Repository files navigation

SR4MDL

Official implementation of the paper: Symbolic regression via MDLformer-guided search: from minimizing prediction error to minimizing description length (ICLR 2025), as well as its extended journal submission version:An MDL-oriented Search Framework for Symbolic Regression (submitting to TPAMI)

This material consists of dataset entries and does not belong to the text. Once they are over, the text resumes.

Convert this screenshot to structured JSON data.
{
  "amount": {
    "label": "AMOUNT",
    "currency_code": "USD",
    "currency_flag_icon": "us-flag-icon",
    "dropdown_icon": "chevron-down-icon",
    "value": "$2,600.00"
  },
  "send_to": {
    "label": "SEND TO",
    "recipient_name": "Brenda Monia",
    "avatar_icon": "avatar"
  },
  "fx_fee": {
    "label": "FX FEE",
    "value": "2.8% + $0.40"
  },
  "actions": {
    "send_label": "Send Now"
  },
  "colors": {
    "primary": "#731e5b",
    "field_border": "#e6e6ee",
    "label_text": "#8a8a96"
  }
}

NOTE: We are organizing the code and data for the extended version (An MDL-oriented Search Framework for Symbolic Regression), which will be updated in a week (before Sep. 18, 2025).

Installation

Before starting, you may wanna create a virtual environment to avoid conflicts with other packages:

conda create --prefix ./venv python=3.12 -y
conda activate ./venv

Our code is based on nd2py library, which is a symbolic system written in pure Python. You can install it via pip or clone the repo:

# Install via pip
pip install git+https://github.com/yuzhTHU/nd2py

# Or clone the repo
git clone https://github.com/yuzhTHU/nd2py nd2py_package
pip install ./nd2py_package

Train

To train the MDLformer model, you can run the following command:

python train.py --name demo

It will train the model on the synthetic dataset and save the model in the ./results/train/demo/ directory.

Test

To test the trained MDLformer model, you can run the following command:

python test.py --name demo --load_model ./results/train/demo/checkpoint.pth

Symbolic Regression

To use the trained MDLformer model for symbolic regression, you have to:

  1. Move the trained model to ./weights/checkpoint.pth. (We provided a trained model in the Github release page as well as Dropbox)
  2. Run the following command:
python search.py --load_model ./weights/checkpoint.pth --name demo --function "f=x1+x2*sin(x3)"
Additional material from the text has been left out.